7 tips to help make your workplace healthier

One of the most expensive challenges for businesses is employee absenteeism. In 2015, the U.S. Department of Labor (USDOL) estimated that 3 percent of an employer’s workforce was absent on any given day. This statistic translates into lost productivity and a financial impact to the bottom line. It also can have an impact on workplace morale when employees have to pick up extra work because their co-workers aren’t in the office.

To minimize the impact, it’s in a company’s best interest to support healthy workplace behaviors. According to Harvard Business Review, Johnson & Johnson estimates that their well-being initiatives have saved the company millions. Not only does it help with absenteeism and the associated expenses, but it can boost engagement by showing employees that the company cares about their well-being.


But organizations don’t have to spend significant dollars to get these benefits. Here are seven low-cost or no-cost options that organizations can adopt.

1. Provide healthy snacks. This isn’t about telling employees what to eat. Instead, think about those times when the company buys food for meetings or training. As much as we might like pizza and donuts, maybe it’s time to order something healthier.

2. Support workplace programs that promote a healthy lifestyle. One example is Weight Watchers at Work. The company doesn’t have to pay for the program, but if employees want it, allow them to use company space. And maybe look for ways to recognize employees who meet their program goals.

3. Allow employees to stretch and walk around. Some companies have adopted walking meetings that enable employees to get out of the office. The benefits include increased creativity, better communication and more productivity. Maybe it will breathe some fresh air into a stuffy staff meeting.

4. Add communal exercise equipment. Some organizations are adding treadmill desks and stationary bike desks for employees to use during the workday. These pieces of equipment aren’t designed for an employee to use all day, but rather a place to get 20-30 minutes of light activity.

5. Encourage ergonomics and proper posture.

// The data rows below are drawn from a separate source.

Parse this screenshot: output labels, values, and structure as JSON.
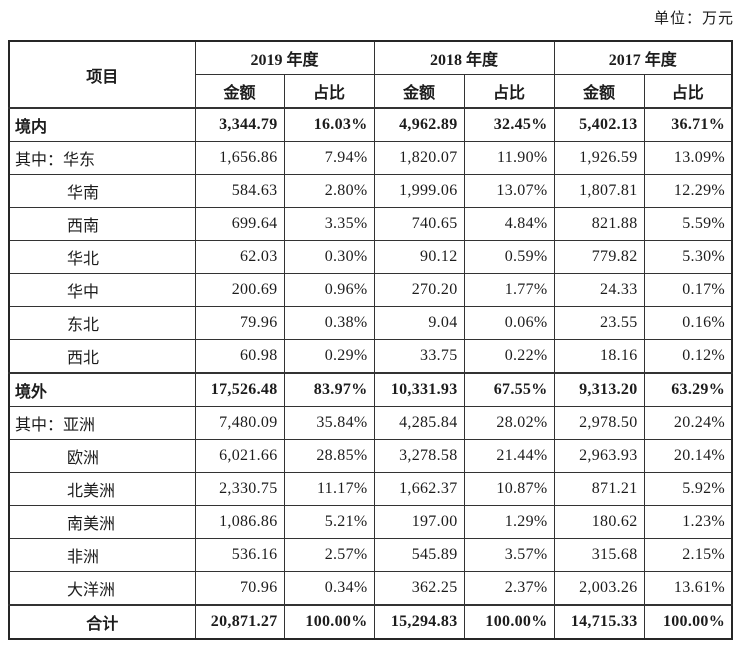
{
  "unit_label": "单位：万元",
  "table": {
    "headers": {
      "item": "项目",
      "years": [
        "2019 年度",
        "2018 年度",
        "2017 年度"
      ],
      "amount": "金额",
      "ratio": "占比"
    },
    "rows": [
      {
        "label": "境内",
        "type": "section",
        "values": [
          "3,344.79",
          "16.03%",
          "4,962.89",
          "32.45%",
          "5,402.13",
          "36.71%"
        ]
      },
      {
        "label": "其中：华东",
        "type": "sub-first",
        "values": [
          "1,656.86",
          "7.94%",
          "1,820.07",
          "11.90%",
          "1,926.59",
          "13.09%"
        ]
      },
      {
        "label": "华南",
        "type": "sub",
        "values": [
          "584.63",
          "2.80%",
          "1,999.06",
          "13.07%",
          "1,807.81",
          "12.29%"
        ]
      },
      {
        "label": "西南",
        "type": "sub",
        "values": [
          "699.64",
          "3.35%",
          "740.65",
          "4.84%",
          "821.88",
          "5.59%"
        ]
      },
      {
        "label": "华北",
        "type": "sub",
        "values": [
          "62.03",
          "0.30%",
          "90.12",
          "0.59%",
          "779.82",
          "5.30%"
        ]
      },
      {
        "label": "华中",
        "type": "sub",
        "values": [
          "200.69",
          "0.96%",
          "270.20",
          "1.77%",
          "24.33",
          "0.17%"
        ]
      },
      {
        "label": "东北",
        "type": "sub",
        "values": [
          "79.96",
          "0.38%",
          "9.04",
          "0.06%",
          "23.55",
          "0.16%"
        ]
      },
      {
        "label": "西北",
        "type": "sub",
        "values": [
          "60.98",
          "0.29%",
          "33.75",
          "0.22%",
          "18.16",
          "0.12%"
        ]
      },
      {
        "label": "境外",
        "type": "section",
        "values": [
          "17,526.48",
          "83.97%",
          "10,331.93",
          "67.55%",
          "9,313.20",
          "63.29%"
        ]
      },
      {
        "label": "其中：亚洲",
        "type": "sub-first",
        "values": [
          "7,480.09",
          "35.84%",
          "4,285.84",
          "28.02%",
          "2,978.50",
          "20.24%"
        ]
      },
      {
        "label": "欧洲",
        "type": "sub",
        "values": [
          "6,021.66",
          "28.85%",
          "3,278.58",
          "21.44%",
          "2,963.93",
          "20.14%"
        ]
      },
      {
        "label": "北美洲",
        "type": "sub",
        "values": [
          "2,330.75",
          "11.17%",
          "1,662.37",
          "10.87%",
          "871.21",
          "5.92%"
        ]
      },
      {
        "label": "南美洲",
        "type": "sub",
        "values": [
          "1,086.86",
          "5.21%",
          "197.00",
          "1.29%",
          "180.62",
          "1.23%"
        ]
      },
      {
        "label": "非洲",
        "type": "sub",
        "values": [
          "536.16",
          "2.57%",
          "545.89",
          "3.57%",
          "315.68",
          "2.15%"
        ]
      },
      {
        "label": "大洋洲",
        "type": "sub",
        "values": [
          "70.96",
          "0.34%",
          "362.25",
          "2.37%",
          "2,003.26",
          "13.61%"
        ]
      },
      {
        "label": "合计",
        "type": "total",
        "values": [
          "20,871.27",
          "100.00%",
          "15,294.83",
          "100.00%",
          "14,715.33",
          "100.00%"
        ]
      }
    ]
  }
}
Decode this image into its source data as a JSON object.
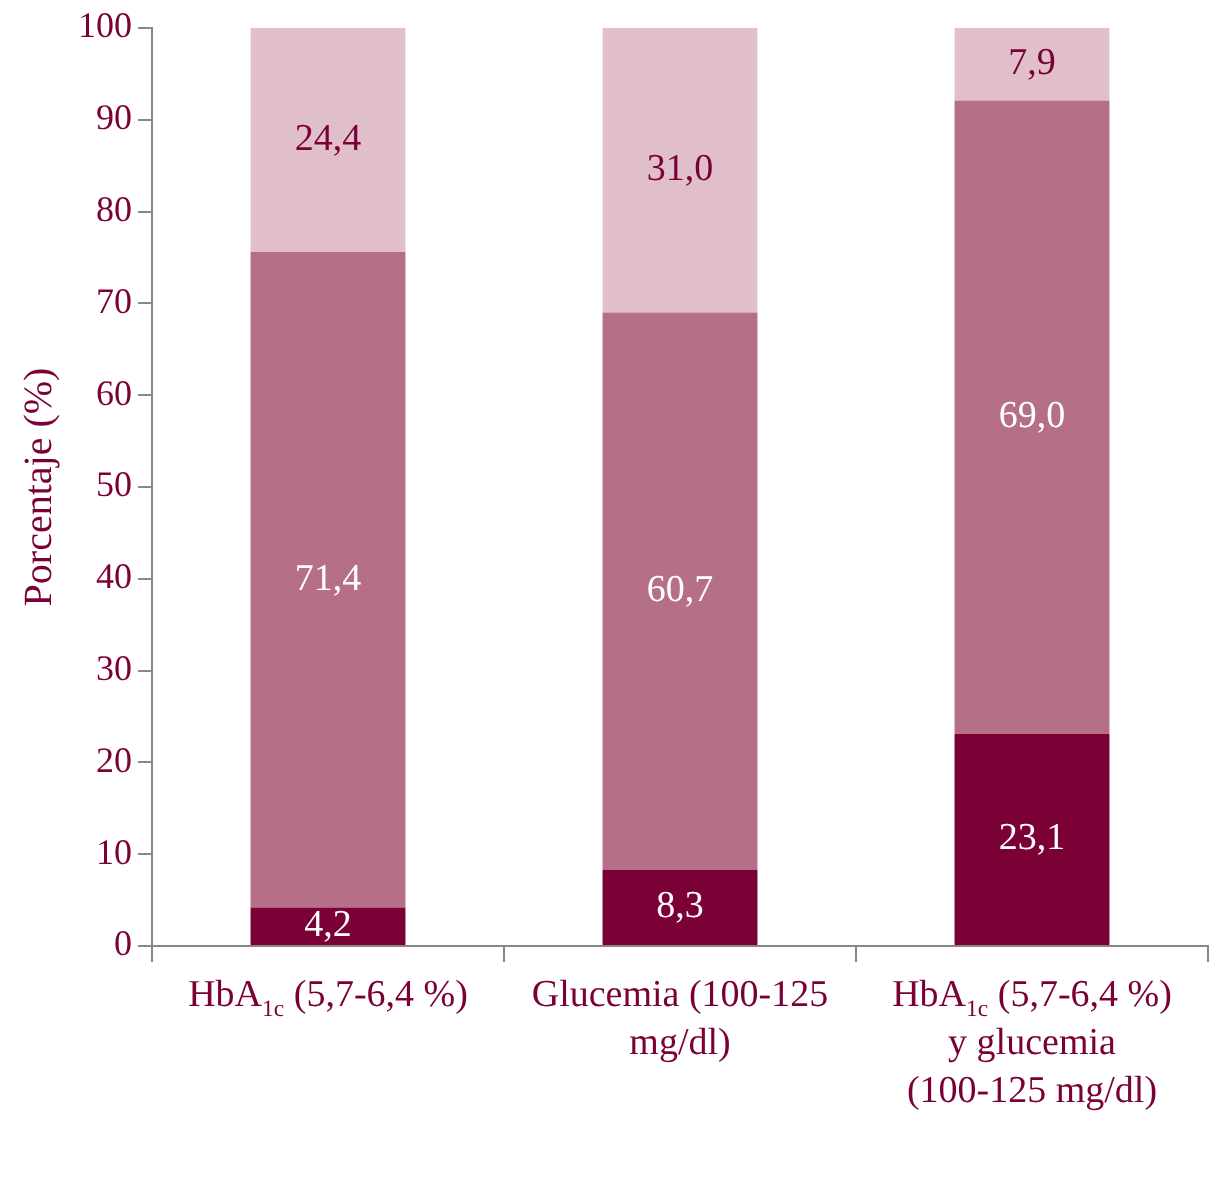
{
  "chart_data": {
    "type": "bar",
    "stacked": true,
    "ylabel": "Porcentaje (%)",
    "categories": [
      "HbA$_{1c}$ (5,7-6,4 %)",
      "Glucemia (100-125 mg/dl)",
      "HbA$_{1c}$ (5,7-6,4 %) y glucemia (100-125 mg/dl)"
    ],
    "series": [
      {
        "color": "#7a0036",
        "values": [
          4.2,
          8.3,
          23.1
        ],
        "value_labels": [
          "4,2",
          "8,3",
          "23,1"
        ]
      },
      {
        "color": "#b57088",
        "values": [
          71.4,
          60.7,
          69.0
        ],
        "value_labels": [
          "71,4",
          "60,7",
          "69,0"
        ]
      },
      {
        "color": "#e0bfca",
        "values": [
          24.4,
          31.0,
          7.9
        ],
        "value_labels": [
          "24,4",
          "31,0",
          "7,9"
        ]
      }
    ],
    "ylim": [
      0,
      100
    ],
    "yticks": [
      0,
      10,
      20,
      30,
      40,
      50,
      60,
      70,
      80,
      90,
      100
    ],
    "grid": false,
    "legend": false
  }
}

An uncomfortable seating arrangement can lead to neck aches, back problems and other health issues. For employees to do their best work, they need to have chairs that provide proper posture and desks at the correct height for their computer equipment.

6. Design office space with natural light. When employees have access to natural light, it improves health – leading to gains in productivity, according to research from Cornell. And if windows aren’t an option, consider natural light lamps for office spaces.

7. Occasionally allow employees to work from home. Sometimes employees have a cold or other minor illness that doesn’t require them to take a sick day. Even if your company doesn’t want to develop a telework policy, the last thing you want is for a sick employee to spread their germs around the office. When employees are feeling a little under the weather, consider letting them work from home.

You should encourage healthy behaviors to help your employees do a better job of staying well. It benefits employees because they can stay focused on their jobs and use their time off for better things than nursing a cold.

It also helps your organization stay productive, take care of clients and meet goals. A few small initiatives can lead to huge gains in the workplace.